Incubar con el anticuerpo primario a temperatura ambiente o durante la noche a cuatro grados centígrados. A continuación, enjuague las células tres veces con PBS después de los lavados. Agregue los anticuerpos secundarios e incube las células durante una hora.

A temperatura ambiente, use tres lavados en PBS para eliminar los anticuerpos secundarios. A continuación, se pueden analizar las células teñidas después de los lavados. Aplique DPI con medios de montaje y cubreobjetos para establecer la pureza de las células esofágicas.

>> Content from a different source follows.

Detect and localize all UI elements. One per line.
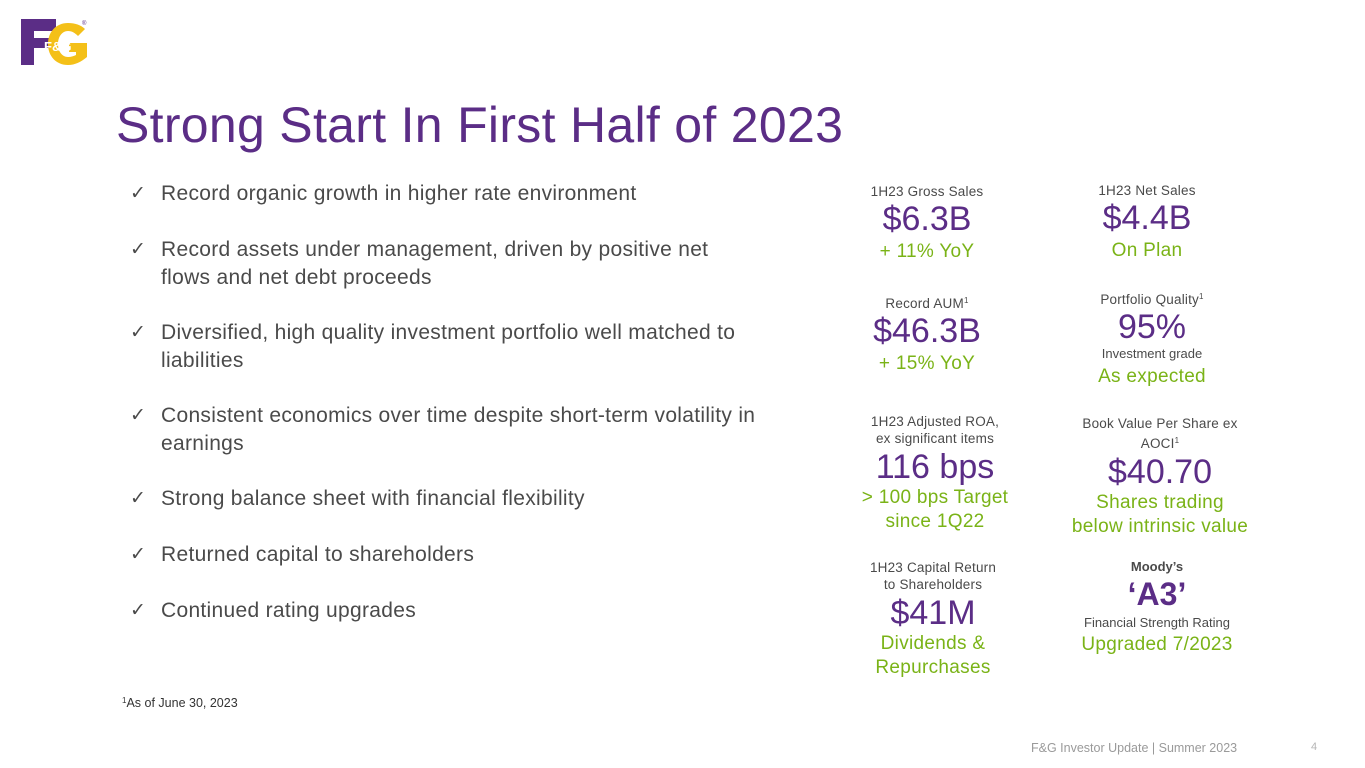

Examínelos en busca de marcadores de superficie de células hematopoyéticas y endoteliales. Uso de citometría de flujo. Cultive cantidades suficientes en matraces de cultivo hasta que estén listos para recolectar.

A continuación, separar las células estromales esofágicas de ratón cultivadas utilizando una solución de disociación celular no enzimática a 37 grados centígrados durante 10 minutos. Siguiendo su recolección. Lave las celdas con el búfer de fax dos veces y cuente las celdas.

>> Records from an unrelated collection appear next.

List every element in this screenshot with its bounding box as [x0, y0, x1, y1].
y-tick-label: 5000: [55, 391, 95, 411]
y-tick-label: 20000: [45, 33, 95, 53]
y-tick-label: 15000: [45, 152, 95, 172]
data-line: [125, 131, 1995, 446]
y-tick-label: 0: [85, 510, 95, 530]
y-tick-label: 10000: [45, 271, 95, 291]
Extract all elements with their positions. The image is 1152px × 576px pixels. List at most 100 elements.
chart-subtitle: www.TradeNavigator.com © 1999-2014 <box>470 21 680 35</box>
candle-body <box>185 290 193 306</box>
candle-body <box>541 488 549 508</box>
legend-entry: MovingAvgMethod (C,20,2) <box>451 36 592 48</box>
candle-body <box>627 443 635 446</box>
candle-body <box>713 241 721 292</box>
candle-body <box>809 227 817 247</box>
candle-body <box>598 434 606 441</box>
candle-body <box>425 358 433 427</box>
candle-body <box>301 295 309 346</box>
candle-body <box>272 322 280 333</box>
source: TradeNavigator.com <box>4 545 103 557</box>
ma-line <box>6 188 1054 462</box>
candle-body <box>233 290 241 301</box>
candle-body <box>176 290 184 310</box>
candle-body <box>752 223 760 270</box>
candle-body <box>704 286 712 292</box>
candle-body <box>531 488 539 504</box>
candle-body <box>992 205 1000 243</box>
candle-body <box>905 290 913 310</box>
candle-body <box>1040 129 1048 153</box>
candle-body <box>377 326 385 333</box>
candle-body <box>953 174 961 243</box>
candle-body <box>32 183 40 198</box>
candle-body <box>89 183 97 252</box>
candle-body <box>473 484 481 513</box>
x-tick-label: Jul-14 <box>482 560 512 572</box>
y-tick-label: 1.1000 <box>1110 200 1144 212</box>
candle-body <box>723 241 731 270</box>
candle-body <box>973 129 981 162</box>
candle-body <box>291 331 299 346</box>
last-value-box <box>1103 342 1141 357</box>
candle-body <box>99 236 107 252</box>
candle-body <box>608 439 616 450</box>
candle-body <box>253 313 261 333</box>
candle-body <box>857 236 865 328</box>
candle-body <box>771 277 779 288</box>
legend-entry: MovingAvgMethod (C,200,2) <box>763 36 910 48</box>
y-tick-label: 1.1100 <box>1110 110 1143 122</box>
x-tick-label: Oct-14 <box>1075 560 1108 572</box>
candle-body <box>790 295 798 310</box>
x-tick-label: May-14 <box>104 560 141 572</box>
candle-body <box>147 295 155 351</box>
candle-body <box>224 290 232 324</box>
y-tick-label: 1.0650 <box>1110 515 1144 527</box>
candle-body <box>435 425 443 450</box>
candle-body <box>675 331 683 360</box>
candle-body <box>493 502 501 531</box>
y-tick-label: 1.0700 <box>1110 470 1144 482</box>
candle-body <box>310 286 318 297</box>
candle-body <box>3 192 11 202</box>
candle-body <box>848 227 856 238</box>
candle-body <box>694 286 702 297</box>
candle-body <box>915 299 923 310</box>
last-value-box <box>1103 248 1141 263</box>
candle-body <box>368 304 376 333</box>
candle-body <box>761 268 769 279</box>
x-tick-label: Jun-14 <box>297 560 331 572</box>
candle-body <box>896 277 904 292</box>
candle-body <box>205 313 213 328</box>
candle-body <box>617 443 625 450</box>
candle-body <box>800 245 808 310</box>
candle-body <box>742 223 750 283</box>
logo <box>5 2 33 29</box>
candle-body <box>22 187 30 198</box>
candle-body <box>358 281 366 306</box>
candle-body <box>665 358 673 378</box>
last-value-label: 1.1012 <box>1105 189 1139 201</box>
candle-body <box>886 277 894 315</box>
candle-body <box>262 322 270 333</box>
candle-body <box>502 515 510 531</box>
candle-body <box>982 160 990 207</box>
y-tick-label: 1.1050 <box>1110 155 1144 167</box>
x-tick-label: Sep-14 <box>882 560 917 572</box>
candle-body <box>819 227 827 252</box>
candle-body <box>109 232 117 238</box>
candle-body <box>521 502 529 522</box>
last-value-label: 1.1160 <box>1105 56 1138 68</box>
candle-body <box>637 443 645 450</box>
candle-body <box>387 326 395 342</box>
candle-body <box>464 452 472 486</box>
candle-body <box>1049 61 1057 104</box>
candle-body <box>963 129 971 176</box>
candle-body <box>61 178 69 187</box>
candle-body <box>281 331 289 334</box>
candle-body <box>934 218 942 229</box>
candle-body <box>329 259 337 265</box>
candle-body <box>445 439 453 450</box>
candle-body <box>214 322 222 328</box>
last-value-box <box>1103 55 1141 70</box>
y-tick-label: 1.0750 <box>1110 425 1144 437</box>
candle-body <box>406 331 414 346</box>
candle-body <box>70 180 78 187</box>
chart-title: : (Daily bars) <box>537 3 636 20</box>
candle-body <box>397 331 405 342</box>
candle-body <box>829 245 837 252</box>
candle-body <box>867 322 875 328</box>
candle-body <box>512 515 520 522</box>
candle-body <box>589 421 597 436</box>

Ahora, utilizando un procedimiento de tinción estándar, tiñe con CD 45 para identificar las células inmunitarias y teñe con CD 31 para identificar las células endoteliales, luego pasa las células a través del citómetro de flujo. Las células estromales esofágicas se aislaron mediante digestión mecánica y enzimática y se cultivaron en placas de seis pocillos a las pocas horas de la siembra. Las celdas estaban en una suspensión mixta adherida a la placa.

Durante las siguientes 24 horas, las células en forma de huso brotaron de la suspensión celular y se adhirieron firmemente al fondo de la placa. Estas células cubrieron todo el pozo en cinco días y fueron conducidas con éxito conservando su morfología durante al menos 15 conductos vistos aquí, las células están en una densidad baja. Estas son las células fusiformes cerca de la cofluidez, tinción inmunológica de cultivos primarios de células estromales esofágicas.

Los cultivados en portaobjetos de cámara demostraron una expresión abundante de marcadores citoesqueléticos de miofibroblastos. La pureza del cultivo de alfa, SMA y mentón se evaluó mediante citometría de flujo. Se estableció la dispersión frontal y lateral para las células estromales esofágicas murnas primarias, seguidas de la compuerta y el análisis de las células vivas para las proteínas de la superficie celular.

Las células estromales esofágicas murnas primarias carecían de expresión de CD 45 hematopoyético y carecían de expresión de marcadores de superficie de células endoteliales CD 31. Después de ver este video, debería tener una buena comprensión de cómo establecer cultivos primarios de miofibroblastos de esófago humano y de ratón. Sí.